Le marché des produits laitiers, carnés et avicoles en 2008 : Porcs : explosion des coût alimentaires

Office de l'élevage

Relance de la production en Chine

Le cheptel mondial s'est accru de 1,3 % en 2008, grâce à la relance de la production en Chine, suite à l'épisode de circovirus CRRP qui avait gravement touché ses élevages en 2007. La hausse importante des prix de l'aliment du bétail a provoqué un ralentissement de la production en Europe et au Canada mais n'a pas enrayé le dynamisme de la filière au Brésil (+ 2,2 %), aux EtatsUnis (+ 7,2 %) et en Russie (+ 6,8 %).

Au final, la production mondiale est en croissance de 2,1% en 2008. L'augmentation de la demande russe et asiatique a redynamisé les échanges internationaux après le repli enregistré en 2007. Les Etats-Unis qui bénéficiaient d'un porc à prix faible et d'une parité euro/dollars favorable ont augmenté leurs exportations de 73 %.

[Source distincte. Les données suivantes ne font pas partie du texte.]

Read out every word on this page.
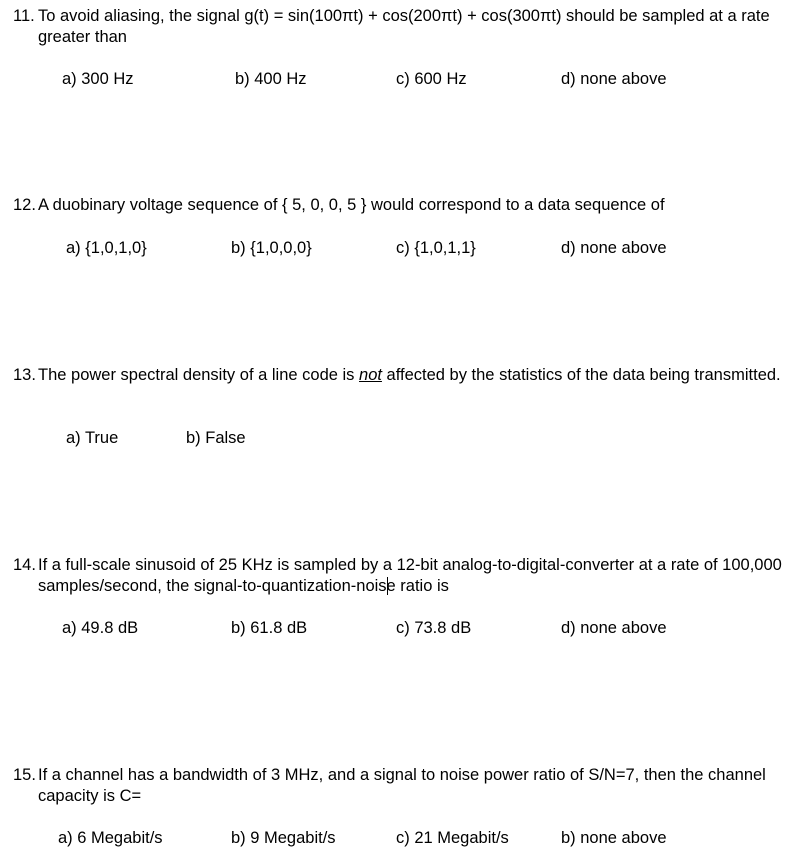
11. To avoid aliasing, the signal g(t) = sin(100πt) + cos(200πt) + cos(300πt) should be sampled at a rate greater than
a) 300 Hz	b) 400 Hz	c) 600 Hz	d) none above
12. A duobinary voltage sequence of { 5, 0, 0, 5 } would correspond to a data sequence of
a) {1,0,1,0}	b) {1,0,0,0}	c) {1,0,1,1}	d) none above
13. The power spectral density of a line code is not affected by the statistics of the data being transmitted.
a) True	b) False
14. If a full-scale sinusoid of 25 KHz is sampled by a 12-bit analog-to-digital-converter at a rate of 100,000 samples/second, the signal-to-quantization-noise ratio is
a) 49.8 dB	b) 61.8 dB	c) 73.8 dB	d) none above
15. If a channel has a bandwidth of 3 MHz, and a signal to noise power ratio of S/N=7, then the channel capacity is C=
a) 6 Megabit/s	b) 9 Megabit/s	c) 21 Megabit/s	b) none above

Hausse des exportations américaines et européennes

L'Union Européenne a su utiliser les restitutions mises en place par la Commission pour développer ses exportations de 25 %. La Chine, qui a ouvert son marché en 2007 aux viandes occidentales, est devenue le troisième importateur mondial de viande de porc. Aux Etats-Unis et dans l'Union européenne, l'explosion des exportations américaines et européennes est à l'origine d'une augmentation du prix du porc qui pénalise la consommation intérieure en période de la crise économique.

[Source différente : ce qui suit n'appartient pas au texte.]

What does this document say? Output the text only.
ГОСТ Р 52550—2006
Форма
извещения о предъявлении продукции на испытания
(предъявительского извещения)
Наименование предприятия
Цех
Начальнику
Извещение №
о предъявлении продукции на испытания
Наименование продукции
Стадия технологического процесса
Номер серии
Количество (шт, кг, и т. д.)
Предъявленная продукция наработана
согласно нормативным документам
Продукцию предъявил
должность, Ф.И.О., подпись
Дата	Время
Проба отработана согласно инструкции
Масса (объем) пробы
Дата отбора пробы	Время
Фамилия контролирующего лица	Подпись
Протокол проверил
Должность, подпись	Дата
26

L'explosion du coût alimentaire en 2008 a provoqué une réduction significative du cheptel de l'Union Européenne. Les décapitalisations ont été particulièrement importantes dans les NEM (- 12,8 %) et plus limitées à l'ouest (- 3,6 %). La baisse de la production reste toutefois limitée, de l'ordre de 1 %. Les exportations européennes se sont fortement développées (+ 25 %), notamment au 1er semestre, période où les opérateurs européens bénéficiaient de restitutions sur la viande porcine. Les autorités russes ont levé le moratoire sur la viande polonaise. Le développement du marché russe et chinois en 2008 a permis de compenser le recul des européens, soumis à une parité euro/dollar défavorable et un prix du porc plus élevé, sur le marché japonais et sud-coréen.

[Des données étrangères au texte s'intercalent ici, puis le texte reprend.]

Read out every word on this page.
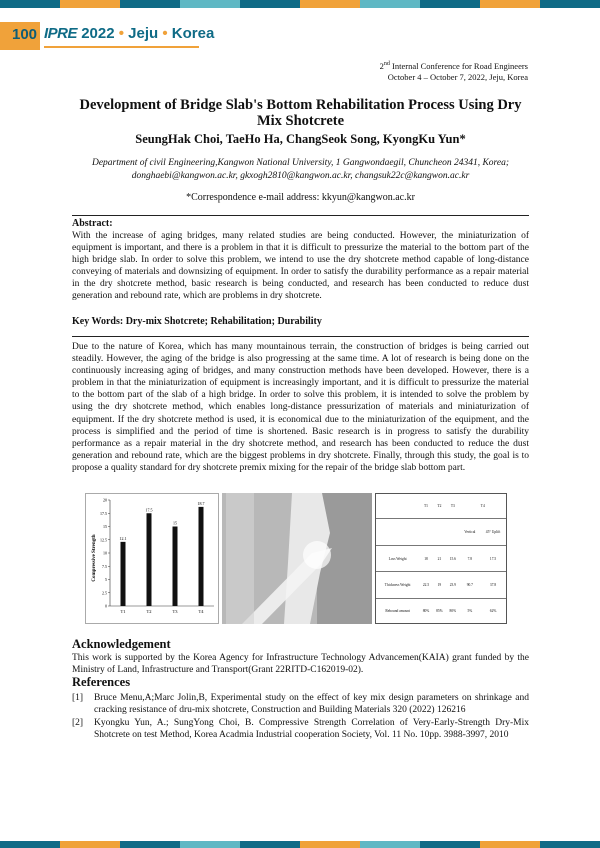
100 IPRE 2022 • Jeju • Korea
2nd Internal Conference for Road Engineers
October 4 – October 7, 2022, Jeju, Korea
Development of Bridge Slab's Bottom Rehabilitation Process Using Dry
Mix Shotcrete
SeungHak Choi, TaeHo Ha, ChangSeok Song, KyongKu Yun*
Department of civil Engineering,Kangwon National University, 1 Gangwondaegil, Chuncheon 24341, Korea;
donghaebi@kangwon.ac.kr, gkxogh2810@kangwon.ac.kr, changsuk22c@kangwon.ac.kr
*Correspondence e-mail address: kkyun@kangwon.ac.kr
Abstract:
With the increase of aging bridges, many related studies are being conducted. However, the miniaturization of equipment is important, and there is a problem in that it is difficult to pressurize the material to the bottom part of the high bridge slab. In order to solve this problem, we intend to use the dry shotcrete method capable of long-distance conveying of materials and downsizing of equipment. In order to satisfy the durability performance as a repair material in the dry shotcrete method, basic research is being conducted, and research has been conducted to reduce dust generation and rebound rate, which are problems in dry shotcrete.
Key Words: Dry-mix Shotcrete; Rehabilitation; Durability
Due to the nature of Korea, which has many mountainous terrain, the construction of bridges is being carried out steadily. However, the aging of the bridge is also progressing at the same time. A lot of research is being done on the continuously increasing aging of bridges, and many construction methods have been developed. However, there is a problem in that the miniaturization of equipment is increasingly important, and it is difficult to pressurize the material to the bottom part of the slab of a high bridge. In order to solve this problem, it is intended to solve the problem by using the dry shotcrete method, which enables long-distance pressurization of materials and miniaturization of equipment. If the dry shotcrete method is used, it is economical due to the miniaturization of the equipment, and the process is simplified and the period of time is shortened. Basic research is in progress to satisfy the durability performance as a repair material in the dry shotcrete method, and research has been conducted to reduce the dust generation and rebound rate, which are the biggest problems in dry shotcrete. Finally, through this study, the goal is to propose a quality standard for dry shotcrete premix mixing for the repair of the bridge slab bottom part.
Compressive Strength
0
2.5
5
7.5
10
12.5
15
17.5
20
12.1
T1
17.5
T2
15
T3
18.7
T4
	T1	T2	T3	T4	
				Vertical	45° Uplift
Loss Weight	18	21	15.6	7.8	17.5
Thickness Weight	22.5	19	23.9	90.7	37.8
Rebound amount	80%	85%	80%	5%	62%
Acknowledgement
This work is supported by the Korea Agency for Infrastructure Technology Advancemen(KAIA) grant funded by the Ministry of Land, Infrastructure and Transport(Grant 22RITD-C162019-02).
References
[1] Bruce Menu,A;Marc Jolin,B, Experimental study on the effect of key mix design parameters on shrinkage and cracking resistance of dru-mix shotcrete, Construction and Building Materials 320 (2022) 126216
[2] Kyongku Yun, A.; SungYong Choi, B. Compressive Strength Correlation of Very-Early-Strength Dry-Mix Shotcrete on test Method, Korea Acadmia Industrial cooperation Society, Vol. 11 No. 10pp. 3988-3997, 2010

Le dynamisme des exportations et la réduction de la production européenne sont à l'origine de l'augmentation significative du prix du porc en Europe (+13,8 %). Cette hausse est restée limitée par la baisse de la consommation européenne (- 1,6 %) et la crise financière intervenue au quatrième trimestre, et qui a fortement perturbé le commerce international.

Dégradation de la trésorerie des éleveurs français

En France, la baisse des effectifs de truies n'a pas entraîné de forte réduction de la production (- 1,2 %). Pendant la crise, les performances techniques des éleveurs se sont significativement améliorées et compensent en partie les décapitalisations. Le déficit commercial de la France continue de se creuser. En 2008, il atteint 26 millions d'euros. Le volume des exportations françaises a progressé de 2,6 %, tandis que celui des importations s'est accru de 4 %. Les opérateurs ont été très dynamiques sur les marchés tiers, en particulier vers la Russie et la Chine, mais reculent sur le marché communautaire. Les importations de viandes et de produits transformés en provenance de l'Union Européenne ont augmenté respectivement de 2,7 % et 11,0 %.

Le prix élevé de l'aliment tout au long de l'année 2008 (+30 %) a entraîné une dégradation rapide de la trésorerie des éleveurs français. Malgré les réductions significatives du cheptel réalisées en Europe, l'offre sur le marché français et communautaire est restée importante, et n'a pas permis de répercuter totalement la hausse des coûts de production sur le prix du porc en France (+10,4%).